Early Results Find Pembrolizumab Active in Classical Hodgkin Lymphoma After Brentuximab Vedotin Failure
Findings in a classical Hodgkin lymphoma cohort in the phase Ib KEYNOTE-013 trial, reported by Armand et al in the Journal of Clinical Oncology, indicate that pembrolizumab (Keytruda) is active in patients with disease progressing on or after brentuximab vedotin (Adcetris) treatment.
Study Details
The study included 31 patients with relapsed or refractory Hodgkin lymphoma progressing on or after brentuximab vedotin treatment. Patients received pembrolizumab at 10 mg/kg every 2 weeks until disease progression or unacceptable toxicity. Overall, 55% of patients had at least four lines of prior therapy, and 71% had relapsed after autologous stem cell transplantation.
Toxicity
The most common treatment-related adverse events of any grade were hypothyroidism (16%), diarrhea (16%), nausea (13%), and pneumonitis (10%). Grade 3 treatment-related adverse events occurred in five patients (16%) and consisted of colitis, increased alanine transaminase and aspartate transaminase, nephrotic syndrome, joint swelling, back pain, and axillary pain.
No grade 4 adverse events or treatment-related deaths were observed. Two patients discontinued treatment, due to grade 2 pneumonitis and grade 3 nephrotic syndrome.
Responses
Response occurred in 20 patients (65%), including complete remission in 5 (16%). Responses persisted for at least 24 weeks in 70% of responders. At a median follow-up of 17 months, response durations ranged from 0.14+ to 74+ weeks. Progression-free survival was 69% at 24 weeks and 46% at 52 weeks.

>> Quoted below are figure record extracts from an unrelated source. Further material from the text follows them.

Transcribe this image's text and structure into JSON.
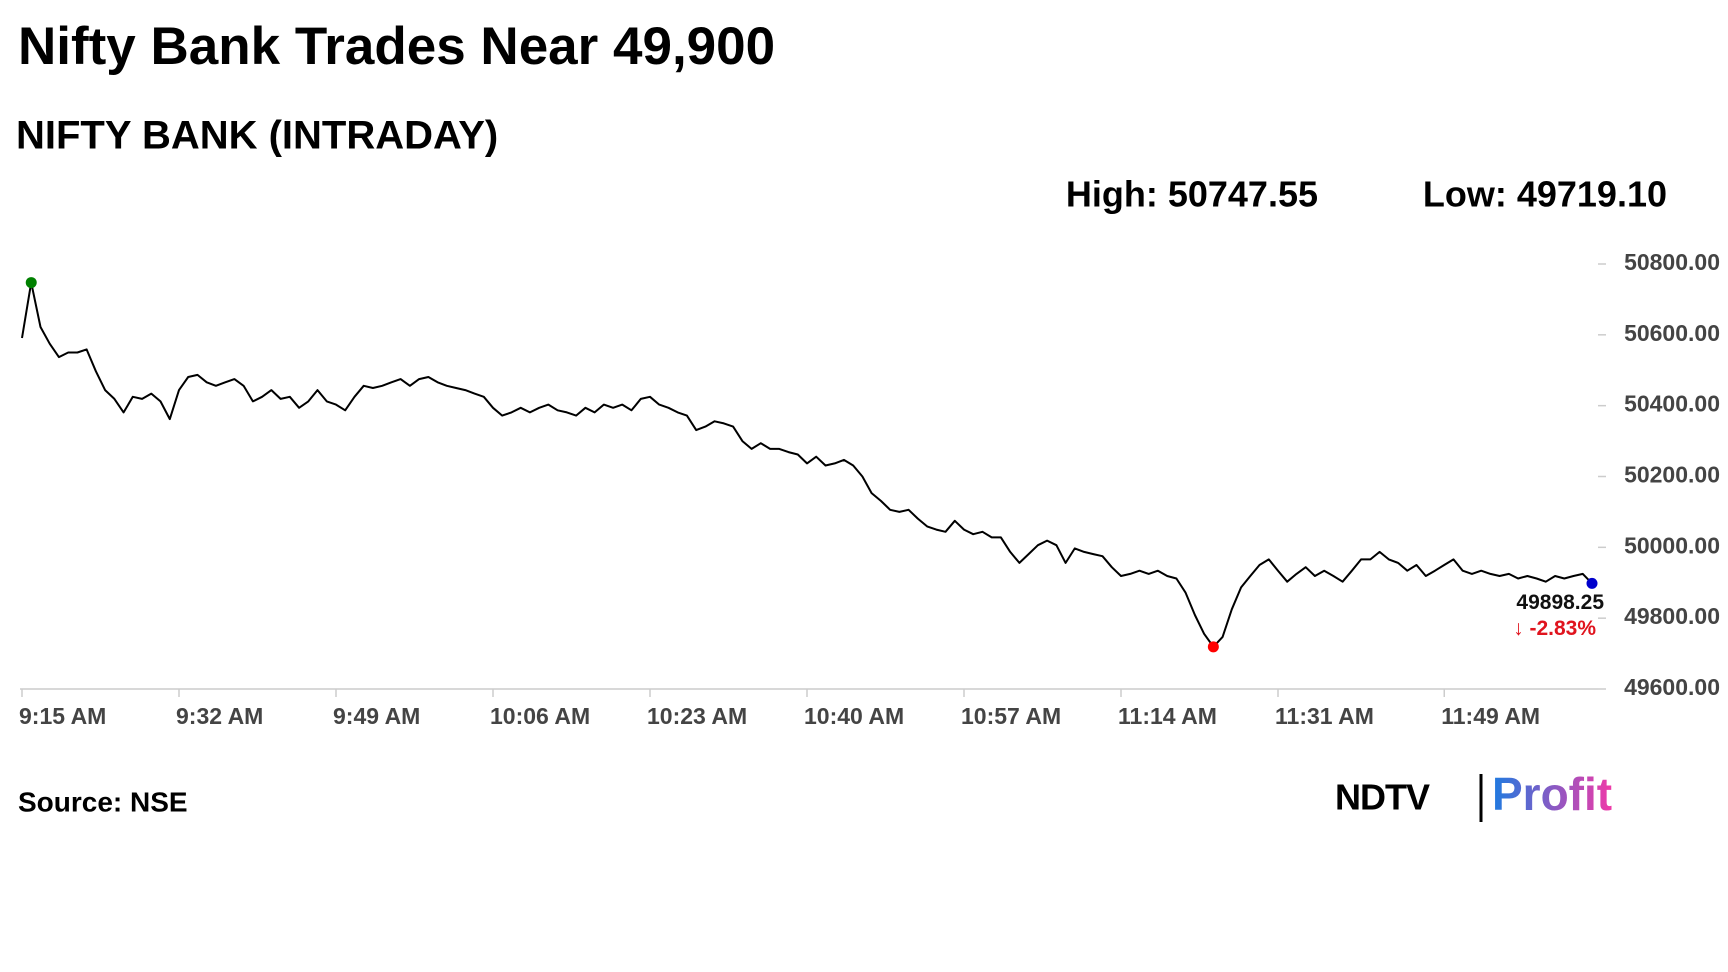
{
  "chart_data": {
    "type": "line",
    "title": "Nifty Bank Trades Near 49,900",
    "subtitle": "NIFTY BANK (INTRADAY)",
    "high_label": "High: 50747.55",
    "low_label": "Low: 49719.10",
    "last_label": "49898.25",
    "change_label": "↓ -2.83%",
    "source": "Source: NSE",
    "logo": {
      "left": "NDTV",
      "right": "Profit"
    },
    "categories": [
      "9:15 AM",
      "9:16 AM",
      "9:17 AM",
      "9:18 AM",
      "9:19 AM",
      "9:20 AM",
      "9:21 AM",
      "9:22 AM",
      "9:23 AM",
      "9:24 AM",
      "9:25 AM",
      "9:26 AM",
      "9:27 AM",
      "9:28 AM",
      "9:29 AM",
      "9:30 AM",
      "9:31 AM",
      "9:32 AM",
      "9:33 AM",
      "9:34 AM",
      "9:35 AM",
      "9:36 AM",
      "9:37 AM",
      "9:38 AM",
      "9:39 AM",
      "9:40 AM",
      "9:41 AM",
      "9:42 AM",
      "9:43 AM",
      "9:44 AM",
      "9:45 AM",
      "9:46 AM",
      "9:47 AM",
      "9:48 AM",
      "9:49 AM",
      "9:50 AM",
      "9:51 AM",
      "9:52 AM",
      "9:53 AM",
      "9:54 AM",
      "9:55 AM",
      "9:56 AM",
      "9:57 AM",
      "9:58 AM",
      "9:59 AM",
      "10:00 AM",
      "10:01 AM",
      "10:02 AM",
      "10:03 AM",
      "10:04 AM",
      "10:05 AM",
      "10:06 AM",
      "10:07 AM",
      "10:08 AM",
      "10:09 AM",
      "10:10 AM",
      "10:11 AM",
      "10:12 AM",
      "10:13 AM",
      "10:14 AM",
      "10:15 AM",
      "10:16 AM",
      "10:17 AM",
      "10:18 AM",
      "10:19 AM",
      "10:20 AM",
      "10:21 AM",
      "10:22 AM",
      "10:23 AM",
      "10:24 AM",
      "10:25 AM",
      "10:26 AM",
      "10:27 AM",
      "10:28 AM",
      "10:29 AM",
      "10:30 AM",
      "10:31 AM",
      "10:32 AM",
      "10:33 AM",
      "10:34 AM",
      "10:35 AM",
      "10:36 AM",
      "10:37 AM",
      "10:38 AM",
      "10:39 AM",
      "10:40 AM",
      "10:41 AM",
      "10:42 AM",
      "10:43 AM",
      "10:44 AM",
      "10:45 AM",
      "10:46 AM",
      "10:47 AM",
      "10:48 AM",
      "10:49 AM",
      "10:50 AM",
      "10:51 AM",
      "10:52 AM",
      "10:53 AM",
      "10:54 AM",
      "10:55 AM",
      "10:56 AM",
      "10:57 AM",
      "10:58 AM",
      "10:59 AM",
      "11:00 AM",
      "11:01 AM",
      "11:02 AM",
      "11:03 AM",
      "11:04 AM",
      "11:05 AM",
      "11:06 AM",
      "11:07 AM",
      "11:08 AM",
      "11:09 AM",
      "11:10 AM",
      "11:11 AM",
      "11:12 AM",
      "11:13 AM",
      "11:14 AM",
      "11:15 AM",
      "11:16 AM",
      "11:17 AM",
      "11:18 AM",
      "11:19 AM",
      "11:20 AM",
      "11:21 AM",
      "11:22 AM",
      "11:23 AM",
      "11:24 AM",
      "11:25 AM",
      "11:26 AM",
      "11:27 AM",
      "11:28 AM",
      "11:29 AM",
      "11:30 AM",
      "11:31 AM",
      "11:32 AM",
      "11:33 AM",
      "11:34 AM",
      "11:35 AM",
      "11:36 AM",
      "11:37 AM",
      "11:38 AM",
      "11:39 AM",
      "11:40 AM",
      "11:41 AM",
      "11:42 AM",
      "11:43 AM",
      "11:44 AM",
      "11:45 AM",
      "11:46 AM",
      "11:47 AM",
      "11:48 AM",
      "11:49 AM",
      "11:50 AM",
      "11:51 AM",
      "11:52 AM",
      "11:53 AM",
      "11:54 AM",
      "11:55 AM",
      "11:56 AM",
      "11:57 AM",
      "11:58 AM",
      "11:59 AM",
      "12:00 PM",
      "12:01 PM",
      "12:02 PM",
      "12:03 PM",
      "12:04 PM",
      "12:05 PM"
    ],
    "series": [
      {
        "name": "NIFTY BANK",
        "color": "#000000",
        "values": [
          50591,
          50747.55,
          50622,
          50575,
          50537,
          50550,
          50550,
          50559,
          50497,
          50444,
          50419,
          50381,
          50425,
          50419,
          50434,
          50412,
          50362,
          50444,
          50481,
          50487,
          50466,
          50456,
          50466,
          50475,
          50456,
          50412,
          50425,
          50444,
          50419,
          50425,
          50394,
          50412,
          50444,
          50412,
          50403,
          50387,
          50425,
          50456,
          50450,
          50456,
          50466,
          50475,
          50456,
          50475,
          50481,
          50466,
          50456,
          50450,
          50444,
          50434,
          50425,
          50394,
          50372,
          50381,
          50394,
          50381,
          50394,
          50403,
          50387,
          50381,
          50372,
          50394,
          50381,
          50403,
          50394,
          50403,
          50387,
          50419,
          50425,
          50403,
          50394,
          50381,
          50372,
          50331,
          50341,
          50356,
          50350,
          50341,
          50300,
          50278,
          50294,
          50278,
          50278,
          50269,
          50262,
          50237,
          50256,
          50231,
          50237,
          50247,
          50231,
          50200,
          50153,
          50131,
          50106,
          50100,
          50106,
          50081,
          50059,
          50050,
          50044,
          50075,
          50050,
          50037,
          50044,
          50028,
          50028,
          49987,
          49956,
          49981,
          50006,
          50019,
          50006,
          49956,
          49997,
          49987,
          49981,
          49975,
          49944,
          49919,
          49925,
          49934,
          49925,
          49934,
          49919,
          49912,
          49872,
          49809,
          49756,
          49719.1,
          49747,
          49825,
          49887,
          49919,
          49950,
          49966,
          49934,
          49903,
          49925,
          49944,
          49919,
          49934,
          49919,
          49903,
          49934,
          49966,
          49966,
          49987,
          49966,
          49956,
          49934,
          49950,
          49919,
          49934,
          49950,
          49966,
          49934,
          49925,
          49934,
          49925,
          49919,
          49925,
          49912,
          49919,
          49912,
          49903,
          49919,
          49912,
          49919,
          49925,
          49898.25
        ]
      }
    ],
    "markers": [
      {
        "index": 1,
        "color": "#008000"
      },
      {
        "index": 129,
        "color": "#ff0000"
      },
      {
        "index": 170,
        "color": "#0000cc"
      }
    ],
    "xticks": [
      "9:15 AM",
      "9:32 AM",
      "9:49 AM",
      "10:06 AM",
      "10:23 AM",
      "10:40 AM",
      "10:57 AM",
      "11:14 AM",
      "11:31 AM",
      "11:49 AM"
    ],
    "ylim": [
      49600,
      50800
    ],
    "yticks": [
      {
        "value": 49600,
        "label": "49600.00"
      },
      {
        "value": 49800,
        "label": "49800.00"
      },
      {
        "value": 50000,
        "label": "50000.00"
      },
      {
        "value": 50200,
        "label": "50200.00"
      },
      {
        "value": 50400,
        "label": "50400.00"
      },
      {
        "value": 50600,
        "label": "50600.00"
      },
      {
        "value": 50800,
        "label": "50800.00"
      }
    ],
    "grid": false
  }
}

A high prevalence of PD-L1 (programmed cell death ligand 1) and PD-L2 (programmed cell death ligand 2) expression; treatment-induced expansion of T cells and natural killer cells; and activation of interferon-γ, T-cell receptor, and expanded immune-related signaling pathways were observed on biomarker analysis.
The investigators concluded: “Pembrolizumab was associated with a favorable safety profile. Pembrolizumab treatment induced favorable responses in a heavily pretreated patient cohort, justifying further studies.”
The study was funded by Merck.
Craig H. Moskowitz, MD, of Memorial Sloan Kettering Cancer Center, New York, is the corresponding author of the Journal of Clinical Oncology article.
The content in this post has not been reviewed by the American Society of Clinical Oncology, Inc. (ASCO®) and does not necessarily reflect the ideas and opinions of ASCO®.